Maintaining general health while living in poverty remains a problem
For people in poverty, the inadequate health system can slash life expectancy and destroy future dreams. In the hospitals we must bring our loved ones bedding and food, and clean them. The hospitals are run down and riddled with corruption, as are their supply chains. Hospitals often lose files, so we take the medical files home and photocopy them. Waiting times to see doctors can run into months. It is frustrating and sometimes life-threatening for the patient. BCDT has had to assist or save youth who need MRI’s, scans or x-rays. BCDT sometimes pays for a private consult, then we must convince the hospital doctors to use this information.

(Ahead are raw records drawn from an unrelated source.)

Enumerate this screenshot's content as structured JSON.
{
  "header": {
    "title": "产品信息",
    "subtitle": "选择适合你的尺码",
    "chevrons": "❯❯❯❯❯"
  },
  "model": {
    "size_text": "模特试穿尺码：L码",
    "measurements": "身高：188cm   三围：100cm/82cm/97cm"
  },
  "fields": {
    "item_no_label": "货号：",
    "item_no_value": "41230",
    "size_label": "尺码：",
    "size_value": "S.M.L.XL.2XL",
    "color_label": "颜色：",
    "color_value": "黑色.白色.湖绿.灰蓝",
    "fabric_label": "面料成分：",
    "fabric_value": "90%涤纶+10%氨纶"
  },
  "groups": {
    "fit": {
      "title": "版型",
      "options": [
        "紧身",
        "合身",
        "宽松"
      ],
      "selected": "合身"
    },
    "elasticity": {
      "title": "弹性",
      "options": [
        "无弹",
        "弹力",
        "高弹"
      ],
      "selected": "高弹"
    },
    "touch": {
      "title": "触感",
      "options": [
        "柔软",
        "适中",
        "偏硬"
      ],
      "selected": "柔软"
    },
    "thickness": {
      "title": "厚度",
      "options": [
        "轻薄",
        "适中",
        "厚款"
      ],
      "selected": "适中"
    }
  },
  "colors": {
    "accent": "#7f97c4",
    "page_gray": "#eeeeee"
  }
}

A 15 year-old village boy was involved in a tragic accident last November. He had taken a lift from a truck driver when a speeding motorbike crashed into the truck. He was thrown through the windscreen, shattering his leg. Initially the government hospital suggested amputation, but finally reconstructed his leg with steel pins. After several weeks he was sent home without any physio or counseling. He approached BCDT for assistance because of evidence of ongoing infection. The family was informed that the initial operation was not successful and that he must return in September for a second operation. The trauma of the accident and injury may well have lifelong repercussions for this poor boy.
The medical service we receive is seen as the norm, however the government admits that the health system is in serious trouble and they are trying to upgrade. Even more shocking are recent incidents where paramedics are robbed and assaulted, and ambulances stolen while on a call-out. It seems that the new generation will have to try to save our country.
Corruption has become a pandemic affecting every single government department, leaving all citizens vulnerable. When whistleblowers report the corruption, they either withdraw their allegations or are murdered. One such high profile case was the murder of a Guateng Department of Health official Babita Deokaran, who was murdered after reporting R850 million in suspicious payments to companies, politicians, and individuals.
In Conclusion: Despite the often-surreal challenges facing BCDT, we press on with acts of kindness, great and small. Why? Because the children and youth are willing to persevere, and they motivate us. With such strength as theirs, who are we to give up?